If two unwed people have a child and split up, is it treated like a divorce?

If two people have a child out of wedlock, and they split up, is it treated like a divorce? 

I will answer this question for the jurisdiction of Utah. 

The child custody dispute (if there is one between the parents) is usually subject to the same laws and court rules that apply to the child custody award in a divorce action. That means that the court considers in a non-divorce child custody dispute the same factors for awarding child custody and child support as would apply in a divorce case in which child custody is an issue. 

But because the couple was not married, the court will not treat the couple as married, which means that the court will not divide between the two unmarried people property and responsibility for debt (because the court cannot do so in a paternity (now known as a “parentage”) case or in a child custody dispute case. For the same reasons, the court cannot award alimony or spousal support to someone who is not a spouse. 

If an unmarried couple acquired property or incurred debt jointly and they cannot or will not agree how to divide that property or responsibility for debt between them after the couple splits up, they would have to address those issues through legal processes other than a divorce action because only married people can divorce. 

Finally, there are a few states that recognize a couple as married even if they did not participate in a formal, legally recognized marriage ceremony (known as a “solemnized” marriage). Such is known as a common law marriage or as a valid, but unsolemnized marriage.
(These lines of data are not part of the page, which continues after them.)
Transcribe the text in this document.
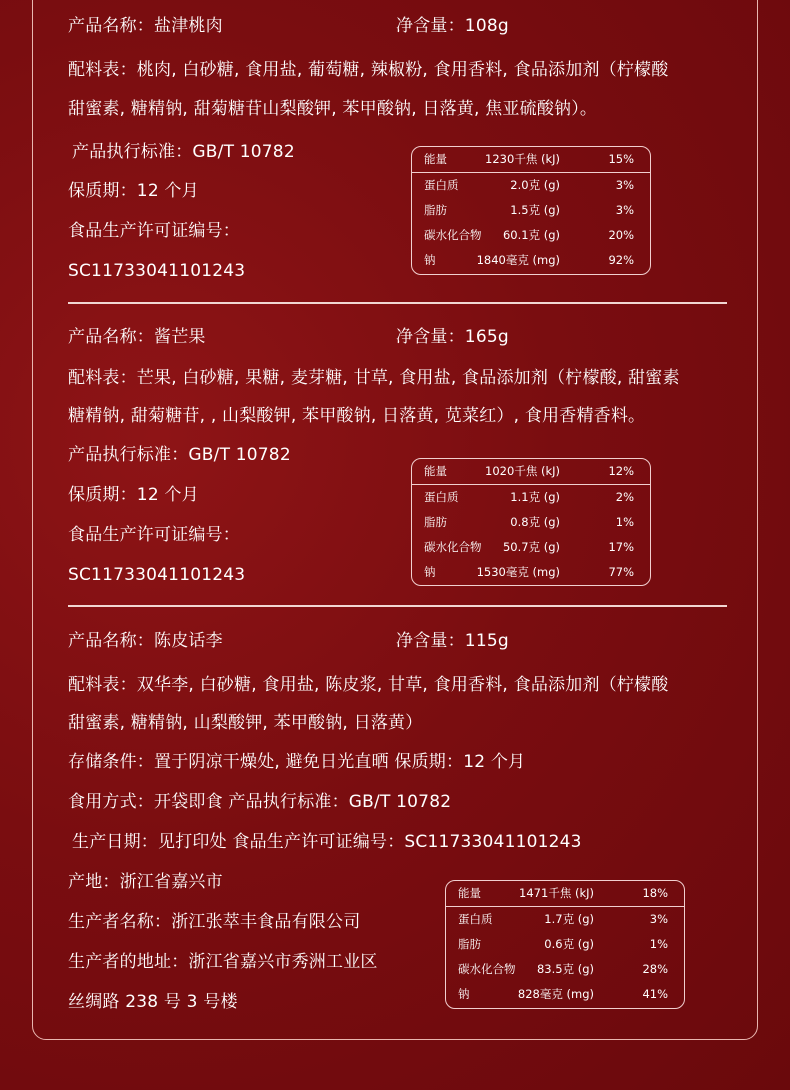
产品名称：盐津桃肉	净含量：108g
配料表：桃肉, 白砂糖, 食用盐, 葡萄糖, 辣椒粉, 食用香料, 食品添加剂（柠檬酸
甜蜜素, 糖精钠, 甜菊糖苷山梨酸钾, 苯甲酸钠, 日落黄, 焦亚硫酸钠）。
产品执行标准：GB/T 10782
保质期：12 个月
食品生产许可证编号：
SC11733041101243
能量	1230千焦 (kJ)	15%
蛋白质	2.0克 (g)	3%
脂肪	1.5克 (g)	3%
碳水化合物 60.1克 (g)	20%
钠	1840毫克 (mg)	92%
产品名称：酱芒果	净含量：165g
配料表：芒果, 白砂糖, 果糖, 麦芽糖, 甘草, 食用盐, 食品添加剂（柠檬酸, 甜蜜素
糖精钠, 甜菊糖苷, , 山梨酸钾, 苯甲酸钠, 日落黄, 苋菜红）, 食用香精香料。
产品执行标准：GB/T 10782
保质期：12 个月
食品生产许可证编号：
SC11733041101243
能量	1020千焦 (kJ)	12%
蛋白质	1.1克 (g)	2%
脂肪	0.8克 (g)	1%
碳水化合物 50.7克 (g)	17%
钠	1530毫克 (mg)	77%
产品名称：陈皮话李	净含量：115g
配料表：双华李, 白砂糖, 食用盐, 陈皮浆, 甘草, 食用香料, 食品添加剂（柠檬酸
甜蜜素, 糖精钠, 山梨酸钾, 苯甲酸钠, 日落黄）
存储条件：置于阴凉干燥处, 避免日光直晒 保质期：12 个月
食用方式：开袋即食 产品执行标准：GB/T 10782
生产日期：见打印处 食品生产许可证编号：SC11733041101243
产地：浙江省嘉兴市
生产者名称：浙江张萃丰食品有限公司
生产者的地址：浙江省嘉兴市秀洲工业区
丝绸路 238 号 3 号楼
能量	1471千焦 (kJ)	18%
蛋白质	1.7克 (g)	3%
脂肪	0.6克 (g)	1%
碳水化合物 83.5克 (g)	28%
钠	828毫克 (mg)	41%
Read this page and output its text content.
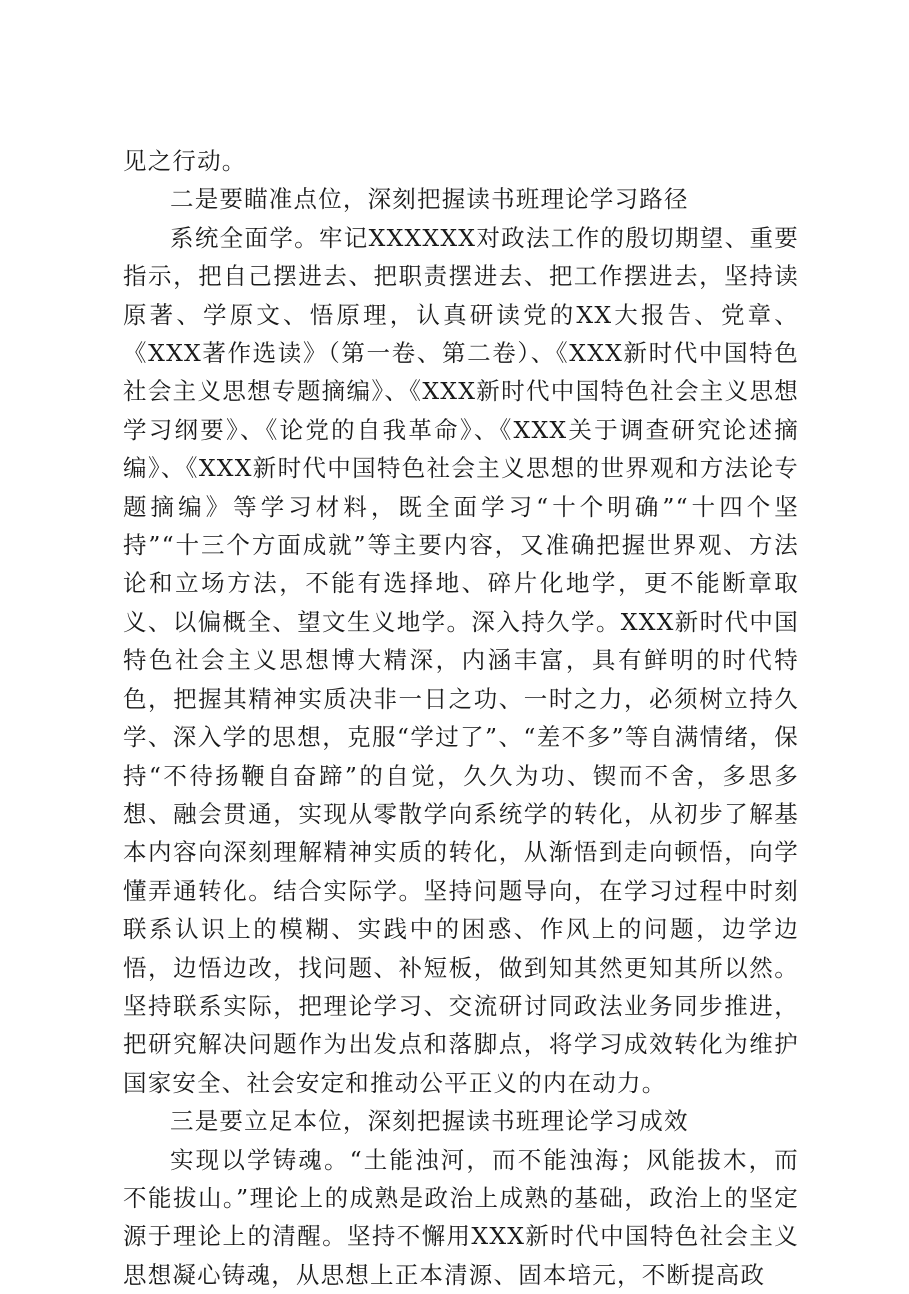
见之行动。

二是要瞄准点位，深刻把握读书班理论学习路径

系统全面学。牢记XXXXXX对政法工作的殷切期望、重要指示，把自己摆进去、把职责摆进去、把工作摆进去，坚持读原著、学原文、悟原理，认真研读党的XX大报告、党章、《XXX著作选读》（第一卷、第二卷）、《XXX新时代中国特色社会主义思想专题摘编》、《XXX新时代中国特色社会主义思想学习纲要》、《论党的自我革命》、《XXX关于调查研究论述摘编》、《XXX新时代中国特色社会主义思想的世界观和方法论专题摘编》等学习材料，既全面学习“十个明确”“十四个坚持”“十三个方面成就”等主要内容，又准确把握世界观、方法论和立场方法，不能有选择地、碎片化地学，更不能断章取义、以偏概全、望文生义地学。深入持久学。XXX新时代中国特色社会主义思想博大精深，内涵丰富，具有鲜明的时代特色，把握其精神实质决非一日之功、一时之力，必须树立持久学、深入学的思想，克服“学过了”、“差不多”等自满情绪，保持“不待扬鞭自奋蹄”的自觉，久久为功、锲而不舍，多思多想、融会贯通，实现从零散学向系统学的转化，从初步了解基本内容向深刻理解精神实质的转化，从渐悟到走向顿悟，向学懂弄通转化。结合实际学。坚持问题导向，在学习过程中时刻联系认识上的模糊、实践中的困惑、作风上的问题，边学边悟，边悟边改，找问题、补短板，做到知其然更知其所以然。坚持联系实际，把理论学习、交流研讨同政法业务同步推进，把研究解决问题作为出发点和落脚点，将学习成效转化为维护国家安全、社会安定和推动公平正义的内在动力。

三是要立足本位，深刻把握读书班理论学习成效

实现以学铸魂。“土能浊河，而不能浊海；风能拔木，而不能拔山。”理论上的成熟是政治上成熟的基础，政治上的坚定源于理论上的清醒。坚持不懈用XXX新时代中国特色社会主义思想凝心铸魂，从思想上正本清源、固本培元，不断提高政
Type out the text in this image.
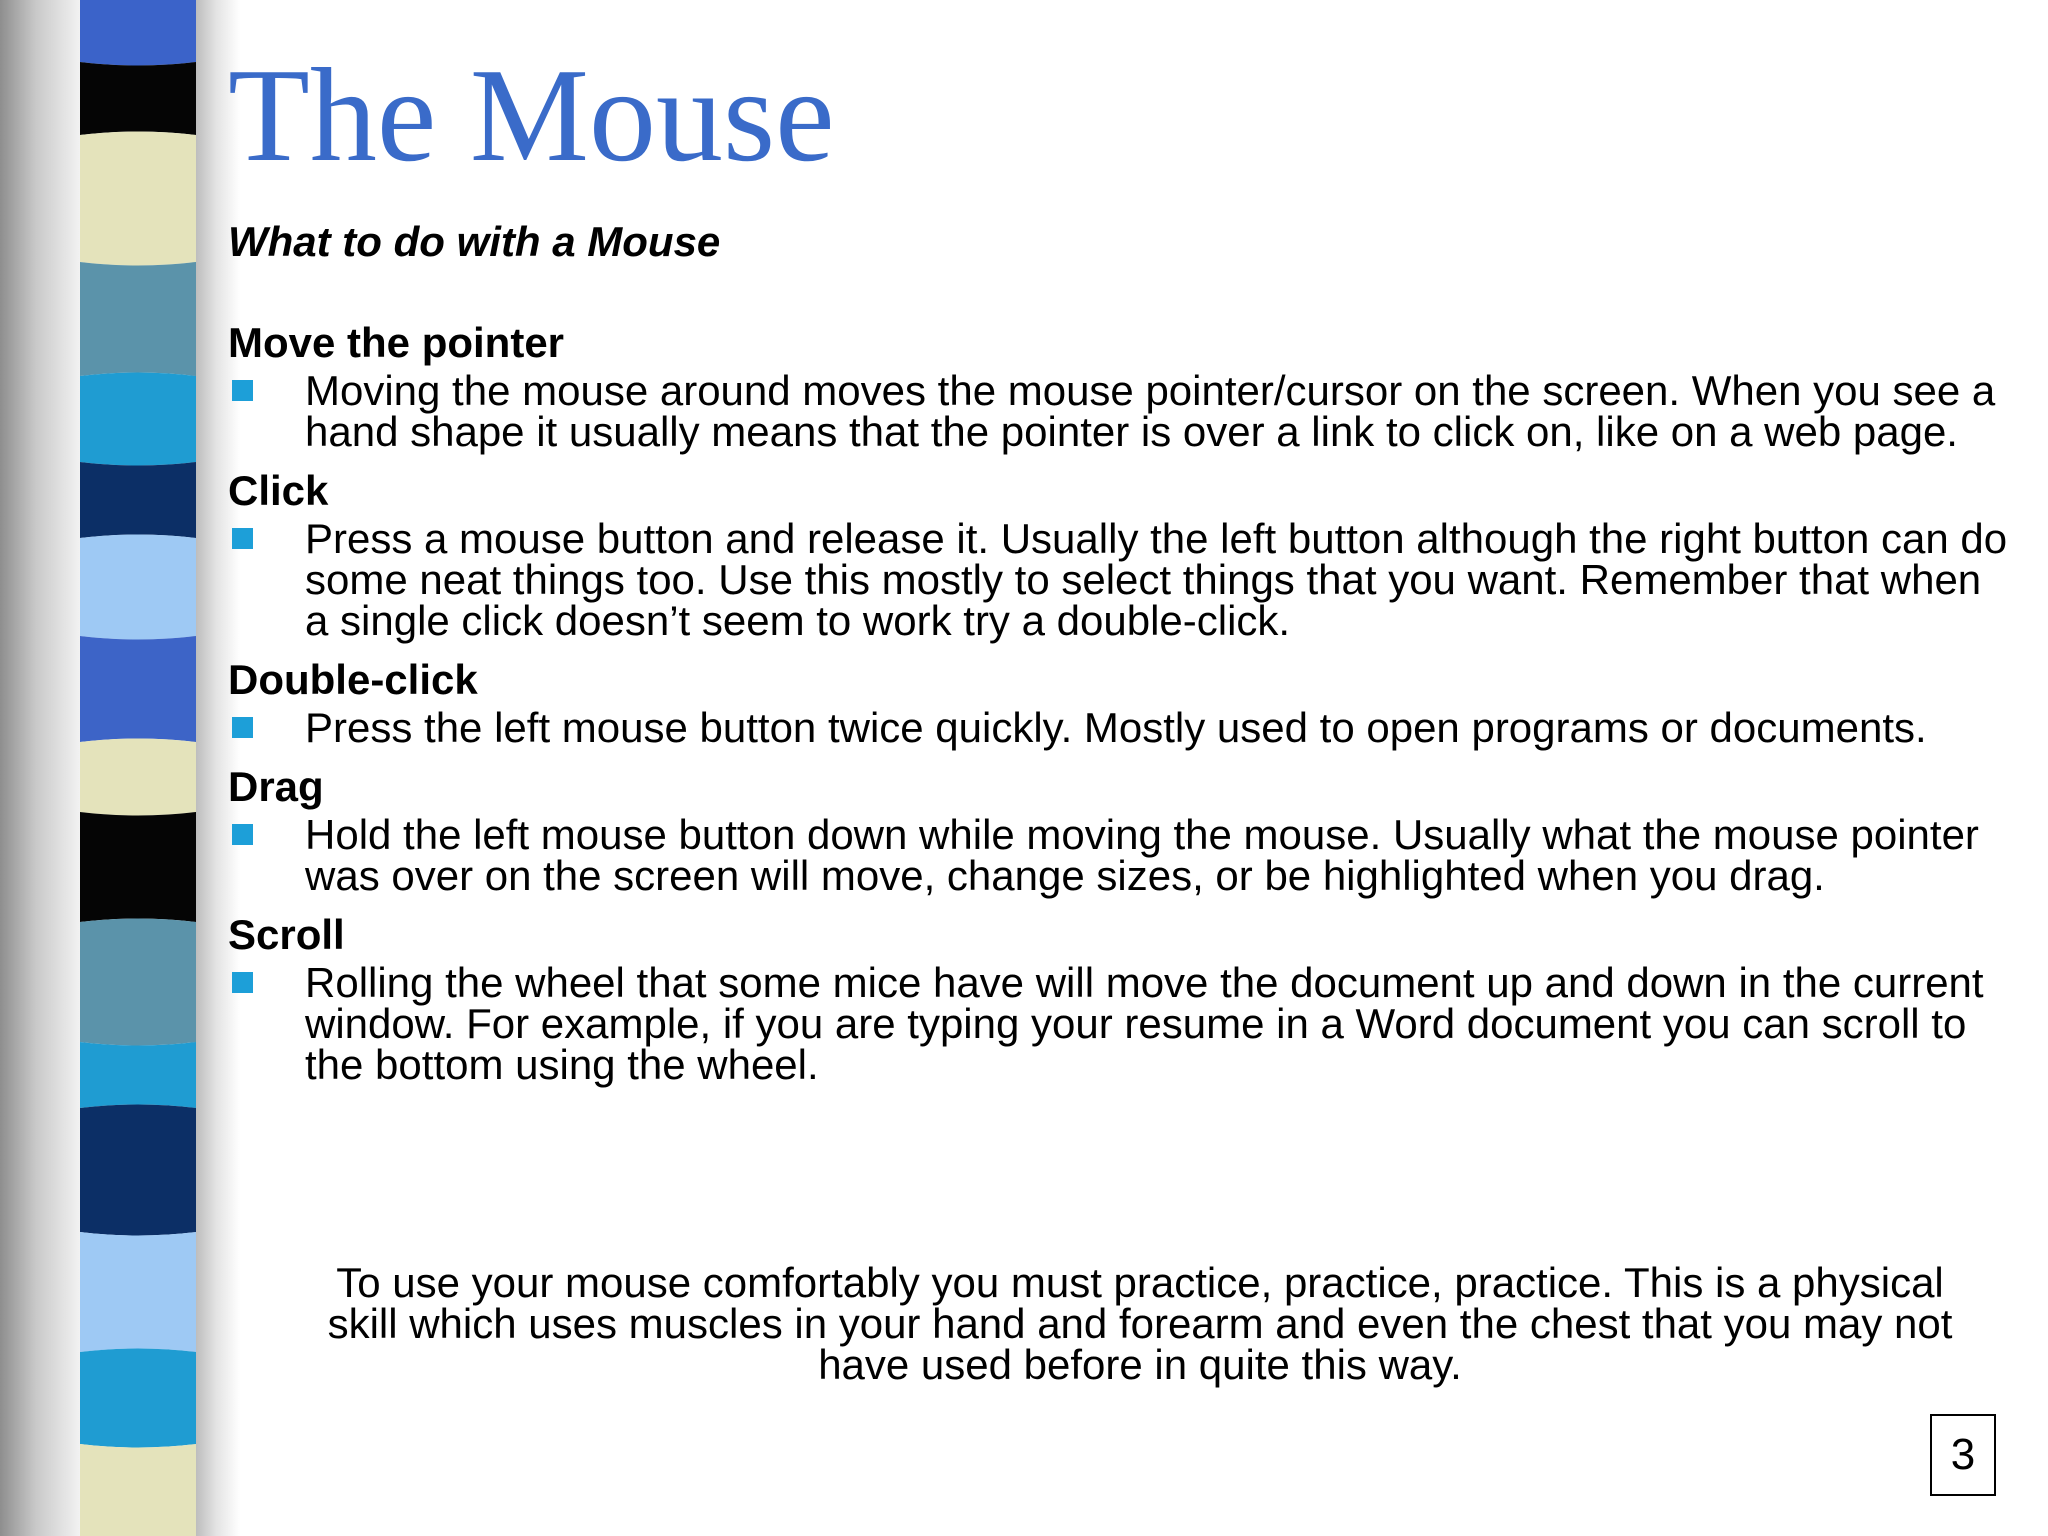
The Mouse

What to do with a Mouse

Move the pointer

Moving the mouse around moves the mouse pointer/cursor on the screen. When you see a hand shape it usually means that the pointer is over a link to click on, like on a web page.

Click

Press a mouse button and release it. Usually the left button although the right button can do some neat things too. Use this mostly to select things that you want. Remember that when a single click doesn’t seem to work try a double-click.

Double-click

Press the left mouse button twice quickly. Mostly used to open programs or documents.

Drag

Hold the left mouse button down while moving the mouse. Usually what the mouse pointer was over on the screen will move, change sizes, or be highlighted when you drag.

Scroll

Rolling the wheel that some mice have will move the document up and down in the current window. For example, if you are typing your resume in a Word document you can scroll to the bottom using the wheel.

To use your mouse comfortably you must practice, practice, practice. This is a physical skill which uses muscles in your hand and forearm and even the chest that you may not have used before in quite this way.

3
In such jurisdictions, a man or woman can sue the other person he/she has lived with and had children with can file a lawsuit for a “divorce” and can obtain a decree of divorce and have the parties’ and their children subject to that jurisdiction’s divorce laws if, and only if, he/she can convince the court that the parties’ relationship should be recognized as a common law or legally valid unsolemnized marriage (See30-1-4.5. Validity of marriage not solemnized).